Robert Fisk, il Fatto Quotidiano 14/6/2015, 14 giugno 2015
IL CALIFFO, AL-NUSRA E LA VOGLIA MATTA DI UNA CAPITALE SIRIANA
Nella guerra in Siria si sta imponendo una equazione pericolosa: quanto più lontano sei da Damasco, tanto più il regime di Assad sembra avere i giorni contati. E quanto più ti addentri nella vasta area ancora sotto il controllo delle forze governative – e personalmente ho appena percorso quasi 2000 chilometri di montagne, deserto e fronti di guerra – tanto più ti accorgi che la guerra continua e che l’esercito siriano, spesso in netta inferiorità numerica e di armamenti rispetto ai nemici islamisti, non è sul punto di crollare.
Ma ecco alcuni dati di fatto inquietanti. L’Isis e Jabhat al-Nusra stanno scagliando contro le forze di Assad una serie di attacchi suicidi con camion bomba e lungo un fronte talmente vasto che spesso l’esercito nulla può fare per mancanza di uomini.
I MILIZIANI DELL’ISIS FRA MISSILI HI-TECH E CIOCCOLATA
La logistica dei ribelli è hi-tech e molto migliore di quella dell’esercito siriano e molti dei loro sistemi di comunicazione sono di fabbricazione americana. Gli insorti hanno centinaia di missili anticarro teleguidati (tow) via cavo e razzi anticarro a medio raggio Milan e si possono permettere di lanciare contemporaneamente tre o quattro razzi contro un solo carro siriano mandando in tilt i circuiti anti-incendio e facendo quindi esplodere le munizioni e bruciare i militari che si trovano all’interno del blindato. A Palmira, nella provincia di Homs, 1800-2000 combattenti dell’Isis sono stati fronteggiati da un esercito che non era in grado di opporsi efficacemente ai continui attacchi. Nei due giorni precedenti la ritirata, le truppe siriane sono riuscite solo una volta a penetrare tra le file dell’Isis e hanno scoperto che i miliziani disponevano di “uniformi tattiche” di ultima generazione, di missili termici, di pile di libri di preghiere musulmane in russo (appartenenti verosimilmente ai combattenti ceceni) e di migliaia di tavolette di cioccolata. Apparentemente l’Isis pensa anche allo stomaco dei suoi soldati.
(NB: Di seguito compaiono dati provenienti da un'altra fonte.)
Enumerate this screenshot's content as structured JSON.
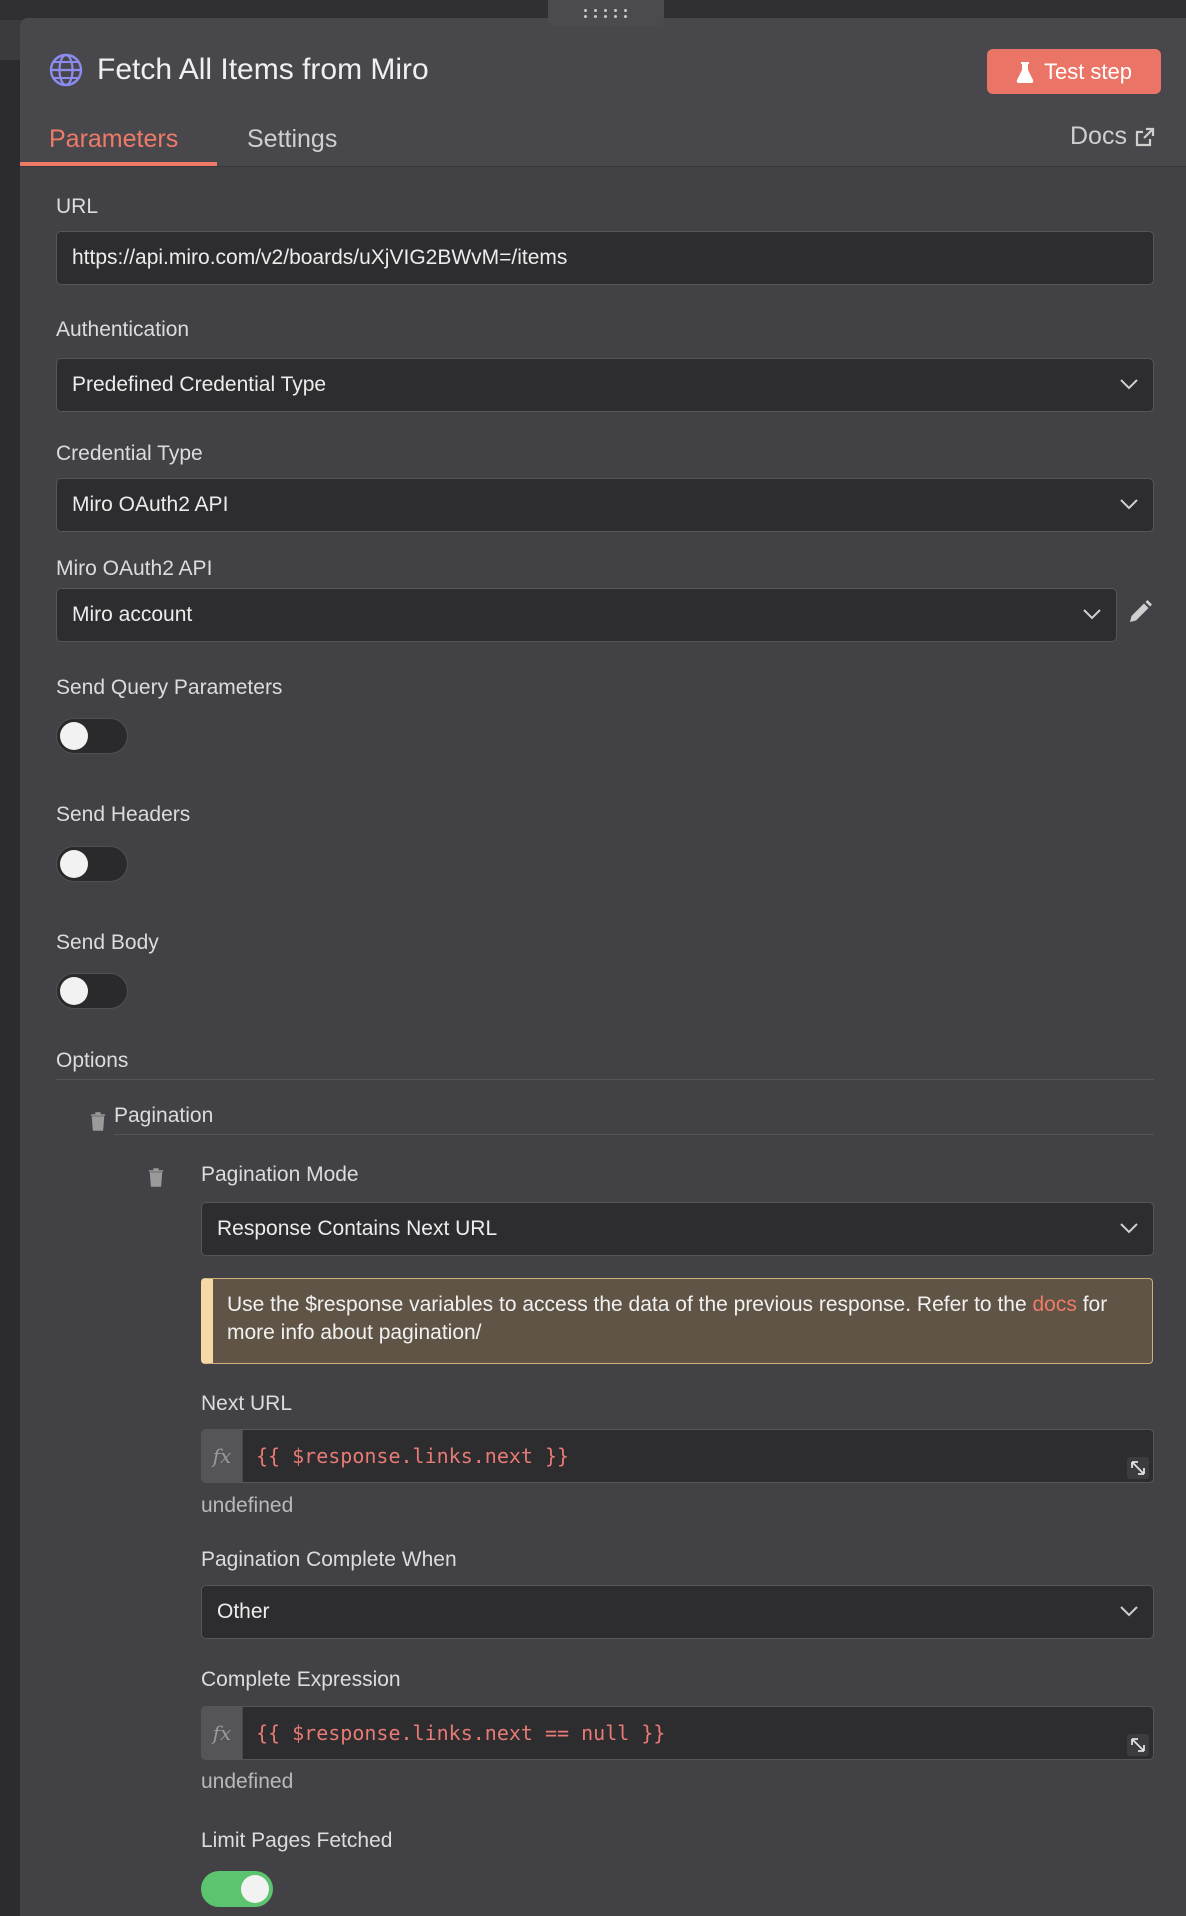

Gli “esperti” americani parlano con disinvoltura di come l’esercito siriano effettuerà una “ritirata tattica” sui monti abitati dagli Alawiti, la setta sciita del presidente Assad, per cercare di mantenere aperta la strada che da Damasco porta al Mediterraneo passando per Homs. Gli “esperti” siriani – un po’ più vicini agli scenari di guerra dei cervelloni del tink-tank di Washington – accennano a una strategia più politica. Ciò che il regime deve fare – dicono – consiste nel difendere le città principali lungo l’asse che da Aleppo si spinge a sud passando per Hama, Homs e Damasco per togliere ad Al-Nusra o all’Isis la possibilità di impadronirsi di una potenziale capitale della Siria. L’attuale capitale dell’Isis, Raqqa, è un paesetto nel deserto e nemmeno Palmira, a dispetto della sua importanza simbolica, è una metropoli dalla quale i ribelli potrebbero rivendicare la sovranità nazionale.
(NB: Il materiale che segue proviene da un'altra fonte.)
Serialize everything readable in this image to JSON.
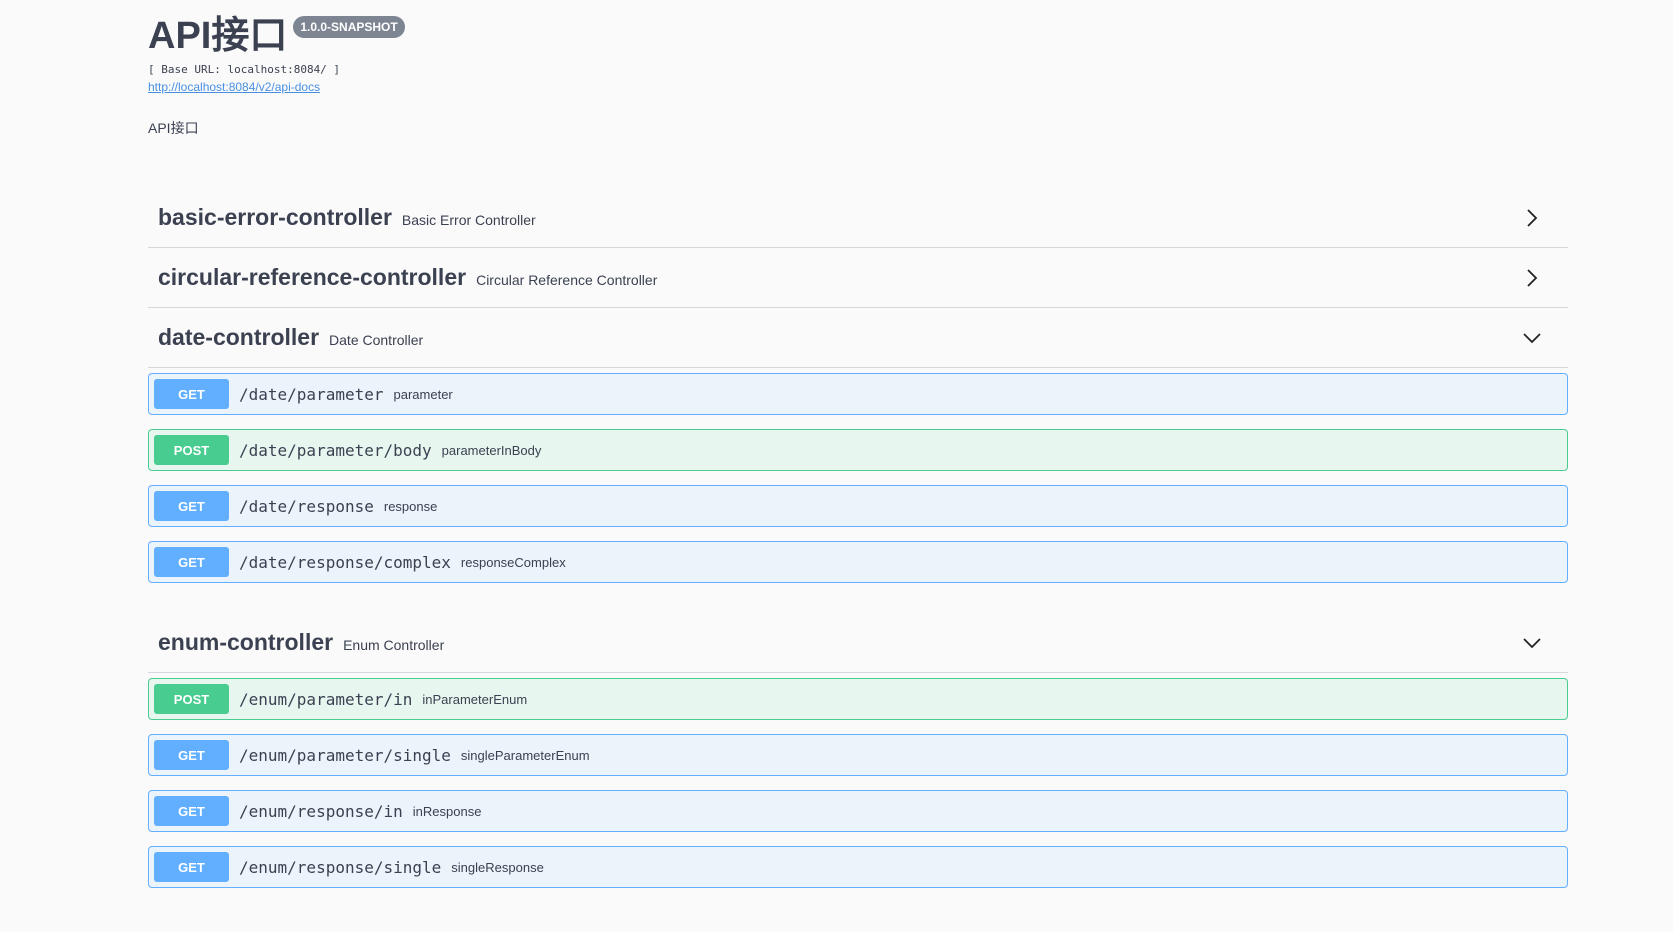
{
  "info": {
    "title": "API接口",
    "version": "1.0.0-SNAPSHOT",
    "base_url": "[ Base URL: localhost:8084/ ]",
    "docs_link": "http://localhost:8084/v2/api-docs",
    "description": "API接口"
  },
  "icons": {
    "collapsed": "chevron-right-icon",
    "expanded": "chevron-down-icon"
  },
  "colors": {
    "get": "#61affe",
    "post": "#49cc90",
    "get_bg": "#ebf3fb",
    "post_bg": "#e8f6f0"
  },
  "tags": [
    {
      "name": "basic-error-controller",
      "description": "Basic Error Controller",
      "expanded": false,
      "operations": []
    },
    {
      "name": "circular-reference-controller",
      "description": "Circular Reference Controller",
      "expanded": false,
      "operations": []
    },
    {
      "name": "date-controller",
      "description": "Date Controller",
      "expanded": true,
      "operations": [
        {
          "method": "GET",
          "path": "/date/parameter",
          "summary": "parameter"
        },
        {
          "method": "POST",
          "path": "/date/parameter/body",
          "summary": "parameterInBody"
        },
        {
          "method": "GET",
          "path": "/date/response",
          "summary": "response"
        },
        {
          "method": "GET",
          "path": "/date/response/complex",
          "summary": "responseComplex"
        }
      ]
    },
    {
      "name": "enum-controller",
      "description": "Enum Controller",
      "expanded": true,
      "operations": [
        {
          "method": "POST",
          "path": "/enum/parameter/in",
          "summary": "inParameterEnum"
        },
        {
          "method": "GET",
          "path": "/enum/parameter/single",
          "summary": "singleParameterEnum"
        },
        {
          "method": "GET",
          "path": "/enum/response/in",
          "summary": "inResponse"
        },
        {
          "method": "GET",
          "path": "/enum/response/single",
          "summary": "singleResponse"
        }
      ]
    }
  ]
}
Ma conquistare Aleppo, seconda città siriana dopo Damasco, vorrebbe dire per l’Isis avere una autentica capitale. Insomma Aleppo va difesa a tutti i costi per non farla cadere in mano all’Isis. Il neonato “Esercito di conquista” composto dall’unione dei militanti dell’Isis e dei gruppi islamisti satelliti riuniti sotto le bandiere di Al-Nusra, rappresenta oggi la principale minaccia. A Damasco fonti vicine alle forze armate sostengono che 250 famiglie sono state sequestrate per essere giustiziate quando Palmira è caduta in mano ai combattenti del Califfo. Uno degli ultimi fedeli di Assad a lasciare la città mi ha mostrato una foto che ha scattato con il cellulare e che ritrae una ragazzina sorridente, figlia di un ufficiale, che riteneva di essere al sicuro. “Sappiamo che suo padre è stato massacrato”, mi ha detto. “Non sappiamo che ne è stato di lei”.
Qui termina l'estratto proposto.